In a DNA tile assembly model (TAM), each tile represents a section of the DNA molecule, called a monomer. When adjacent tiles’ abutting sides line up with the same color, then the two monomers attach themselves across the abutting sides according to a strength corresponding to that color. This way, given a tile to start with – called the seed tile – and a sequence of tiles coming up next, the DNA monomers can link up to form diverse patterns.

By controlling the sequence of colors and their strengths, scientists can thus use TAM to control the values of variables moving through the resultant grid. Connections of monomers between tiles can be made become stronger or weaker, and to different extents, in ways mimicking how the voltage between different electronic components in a computer’s circuit allow it to perform mathematical calculations.

So, Shalin Shah, Parth Dave and Manish Gupta from the Institute used four new variations of TAM that they’d developed to calculate the value of π. Each of these variations performs a specific function, much like the logic gates inside an information processor.

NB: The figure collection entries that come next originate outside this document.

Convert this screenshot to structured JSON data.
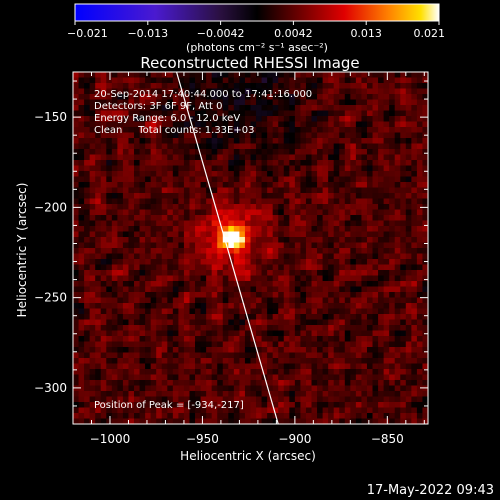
{
  "colorbar": {
    "ticks": [
      "−0.021",
      "−0.013",
      "−0.0042",
      "0.0042",
      "0.013",
      "0.021"
    ],
    "unit_label": "(photons cm⁻² s⁻¹ asec⁻²)"
  },
  "chart_data": {
    "type": "heatmap",
    "title": "Reconstructed RHESSI Image",
    "xlabel": "Heliocentric X (arcsec)",
    "ylabel": "Heliocentric Y (arcsec)",
    "xlim": [
      -1020,
      -828
    ],
    "ylim": [
      -320,
      -125
    ],
    "xticks": [
      -1000,
      -950,
      -900,
      -850
    ],
    "xtick_labels": [
      "−1000",
      "−950",
      "−900",
      "−850"
    ],
    "yticks": [
      -150,
      -200,
      -250,
      -300
    ],
    "ytick_labels": [
      "−150",
      "−200",
      "−250",
      "−300"
    ],
    "color_range": [
      -0.021,
      0.021
    ],
    "colormap": "blue-purple-black-red-yellow-white",
    "peak": {
      "x": -934,
      "y": -217
    },
    "limb_line": [
      [
        -964,
        -125
      ],
      [
        -909,
        -320
      ]
    ],
    "annotations": {
      "time": "20-Sep-2014 17:40:44.000 to 17:41:16.000",
      "detectors": "Detectors: 3F 6F 9F, Att 0",
      "energy": "Energy Range: 6.0 - 12.0 keV",
      "method": "Clean     Total counts: 1.33E+03",
      "peak_text": "Position of Peak = [-934,-217]"
    }
  },
  "footer": {
    "timestamp": "17-May-2022 09:43"
  }
}
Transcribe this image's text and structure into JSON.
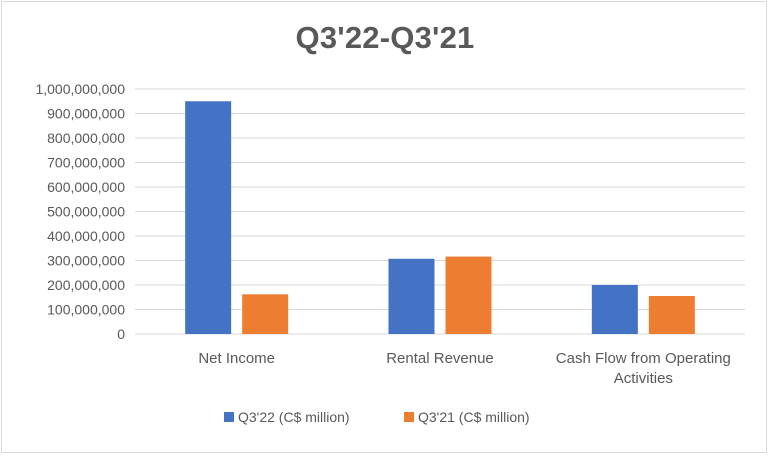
{
  "chart_data": {
    "type": "bar",
    "title": "Q3'22-Q3'21",
    "categories": [
      "Net Income",
      "Rental Revenue",
      "Cash Flow from Operating Activities"
    ],
    "category_lines": [
      [
        "Net Income"
      ],
      [
        "Rental Revenue"
      ],
      [
        "Cash Flow from Operating",
        "Activities"
      ]
    ],
    "series": [
      {
        "name": "Q3'22 (C$ million)",
        "color": "#4472c4",
        "values": [
          950000000,
          307000000,
          200000000
        ]
      },
      {
        "name": "Q3'21 (C$ million)",
        "color": "#ed7d31",
        "values": [
          162000000,
          316000000,
          155000000
        ]
      }
    ],
    "ylim": [
      0,
      1000000000
    ],
    "yticks": [
      "0",
      "100,000,000",
      "200,000,000",
      "300,000,000",
      "400,000,000",
      "500,000,000",
      "600,000,000",
      "700,000,000",
      "800,000,000",
      "900,000,000",
      "1,000,000,000"
    ],
    "grid": true,
    "legend_position": "bottom"
  }
}
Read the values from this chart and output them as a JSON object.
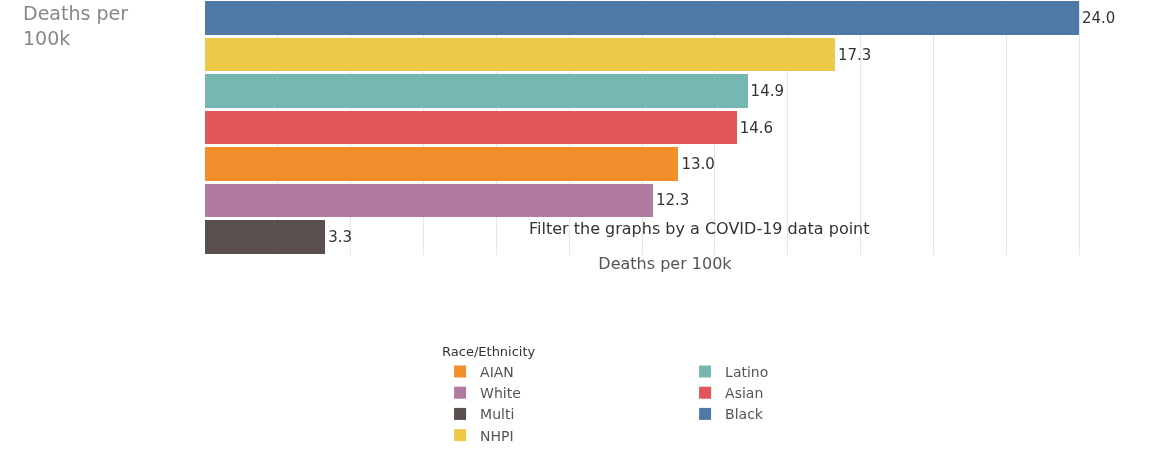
{
  "chart_data": {
    "type": "bar",
    "orientation": "horizontal",
    "stacked": true,
    "ylabel": "Deaths per 100k",
    "xlabel": "Deaths per 100k",
    "legend_title": "Race/Ethnicity",
    "annotations": [
      "Filter the graphs by a COVID-19 data point"
    ],
    "categories": [
      null,
      null,
      null,
      null,
      null,
      null,
      null
    ],
    "series": [
      {
        "name": "AIAN",
        "color": "#f28e2b",
        "values": [
          null,
          null,
          null,
          null,
          13.0,
          null,
          null
        ],
        "value_labels": [
          null,
          null,
          null,
          null,
          "13.0",
          null,
          null
        ]
      },
      {
        "name": "Latino",
        "color": "#76b7b2",
        "values": [
          null,
          null,
          14.9,
          null,
          null,
          null,
          null
        ],
        "value_labels": [
          null,
          null,
          "14.9",
          null,
          null,
          null,
          null
        ]
      },
      {
        "name": "White",
        "color": "#b07aa1",
        "values": [
          null,
          null,
          null,
          null,
          null,
          12.3,
          null
        ],
        "value_labels": [
          null,
          null,
          null,
          null,
          null,
          "12.3",
          null
        ]
      },
      {
        "name": "Asian",
        "color": "#e15759",
        "values": [
          null,
          null,
          null,
          14.6,
          null,
          null,
          null
        ],
        "value_labels": [
          null,
          null,
          null,
          "14.6",
          null,
          null,
          null
        ]
      },
      {
        "name": "Multi",
        "color": "#594f4c",
        "values": [
          null,
          null,
          null,
          null,
          null,
          null,
          3.3
        ],
        "value_labels": [
          null,
          null,
          null,
          null,
          null,
          null,
          "3.3"
        ]
      },
      {
        "name": "Black",
        "color": "#4e79a7",
        "values": [
          24.0,
          null,
          null,
          null,
          null,
          null,
          null
        ],
        "value_labels": [
          "24.0",
          null,
          null,
          null,
          null,
          null,
          null
        ]
      },
      {
        "name": "NHPI",
        "color": "#edc948",
        "values": [
          null,
          17.3,
          null,
          null,
          null,
          null,
          null
        ],
        "value_labels": [
          null,
          "17.3",
          null,
          null,
          null,
          null,
          null
        ]
      }
    ],
    "tick_labels": false,
    "grid": "x",
    "legend": "bottom"
  }
}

  1. The compare tile system decides which number is greater between two numbers, or if they’re equal
  2. The shift tile system shifts the bits of a number by one bit to the right, and adds a 0 to the leftmost bit. For example, 11001 becomes 01100.
  3. The subtract and shift tile system subtracts one binary number from the other, then right-shifts its bits by one bit to the right, and finally adds a padding 0 to the leftmost bit
  4. The insert bit tile system inserts a bit in a number

Using a combination of these systems – all with the TAM at their hearts – the trio has been able to compute the value of π like below:

The gray tiles are input tiles, green are addition/subtraction tiles, yellow are copy/duplicate tiles, orange tiles are shift tiles, and blue tiles indicate the remainders of the corresponding division process. Image: Computing Real Numbers using DNA Self-Assembly, Shah et al, Laboratory of Natural Information Processing, DAIICT.
The gray tiles are input tiles, green are addition/subtraction tiles, yellow are copy/duplicate tiles, orange tiles are shift tiles, and blue tiles indicate the remainders of the corresponding division process. The calculation is growing upward and toward the right. Image: Computing Real Numbers using DNA Self-Assembly, Shah et al, Laboratory of Natural Information Processing, DAIICT.

You can see that the calculation is an ongoing infinite series – specifically, the Leibniz series, which estimates π as an infinitely alternating sequence of additions and subtractions between smaller and smaller fractions. Because it is infinite, the trio’s calculator’s ability to find a more precise value of π depends only on how many tiles are available. Second, because the calculator can compute infinite series, any number or problem that can be reduced to the solution of an infinite series is now solvable using this calculator.

This would merely be a curious yet tedious way to calculate if not for its potential to exploit the biological properties of DNA to enhance the calculator’s abilities. Although this hasn’t been elaborately outlined in the trio’s pre-print paper on arXiv, it is plausible that such calculators could be used to guide the development of complex and evermore intricate DNA structures with minimal human intervention, or to fashion molecular logic circuits commoving microscopic robots delivering drugs within our bloodstreams. Studies in the past have already shown that DNA self-assembly is Turing-universal, which means it can perform any calculation that is known to be calculable.

The DNA molecule is itself a wondrous device, existing in nature to store genetic data over tens of thousands of years only for a future inheritor to slowly retrieve information essential for its survival. Scientists have found the molecule can hold 5.5 petabits of data per cubic millimeter, without letting any of it become corrupted for 1 million years if stored at -18 degrees Celsius.